Current status and future of insect smart factory farm using ICT technology (ICT기술을 활용한 곤충스마트팩토리팜의 현황과 미래)

  • Seok, Young-Seek
    • Food Science and Industry
    • /
    • v.55 no.2
    • /
    • pp.188-202
    • /
    • 2022
  • In the insect industry, as the scope of application of insects is expanded from pet insects and natural enemies to feed, edible and medicinal insects, the demand for quality control of insect raw materials is increasing, and interest in securing the safety of insect products is increasing. In the process of expanding the industrial scale, controlling the temperature and humidity and air quality in the insect breeding room and preventing the spread of pathogens and other pollutants are important success factors.
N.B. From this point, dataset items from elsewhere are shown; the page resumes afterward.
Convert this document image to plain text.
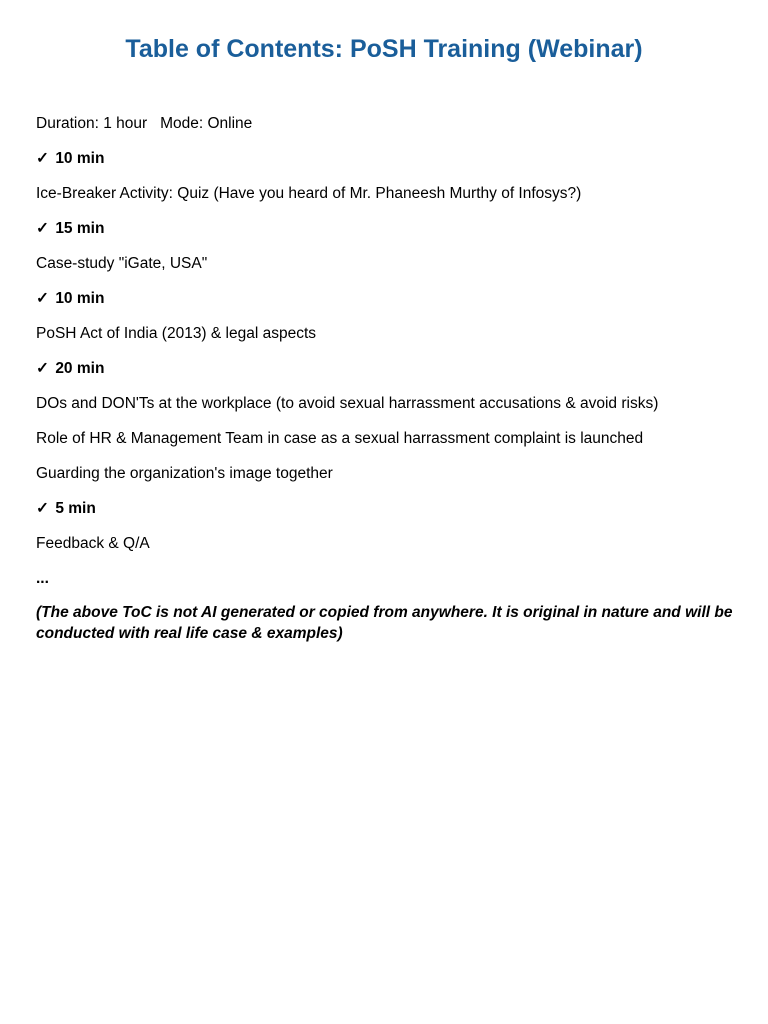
Table of Contents: PoSH Training (Webinar)

Duration: 1 hour   Mode: Online

✓ 10 min

Ice-Breaker Activity: Quiz (Have you heard of Mr. Phaneesh Murthy of Infosys?)

✓ 15 min

Case-study "iGate, USA"

✓ 10 min

PoSH Act of India (2013) & legal aspects

✓ 20 min

DOs and DON'Ts at the workplace (to avoid sexual harrassment accusations & avoid risks)

Role of HR & Management Team in case as a sexual harrassment complaint is launched

Guarding the organization's image together

✓ 5 min

Feedback & Q/A

...

(The above ToC is not AI generated or copied from anywhere. It is original in nature and will be conducted with real life case & examples)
It requires a controlled environment under the operating system. European commercial insect breeding facilities have attracted considerable investor interest, and insect companies are building large-scale production facilities, which became possible after the EU approved the use of insect protein as feedstock for fish farming in July 2017. Other fields, such as food and medicine, have also accelerated the application of cutting-edge technology. In the future, the global insect industry will purchase eggs or small larvae from suppliers and a system that focuses on the larval fattening, i.e., production raw material, until the insects mature, and a system that handles the entire production process from egg laying, harvesting, and initial pre-treatment of larvae., increasingly subdivided into large-scale production systems that cover all stages of insect larvae production and further processing steps such as milling, fat removal and protein or fat fractionation. In Korea, research and development of insect smart factory farms using artificial intelligence and ICT is accelerating, so insects can be used as carbon-free materials in secondary industries such as natural plastics or natural molding materials as well as existing feed and food. A Korean-style customized breeding system for shortening the breeding period or enhancing functionality is expected to be developed soon.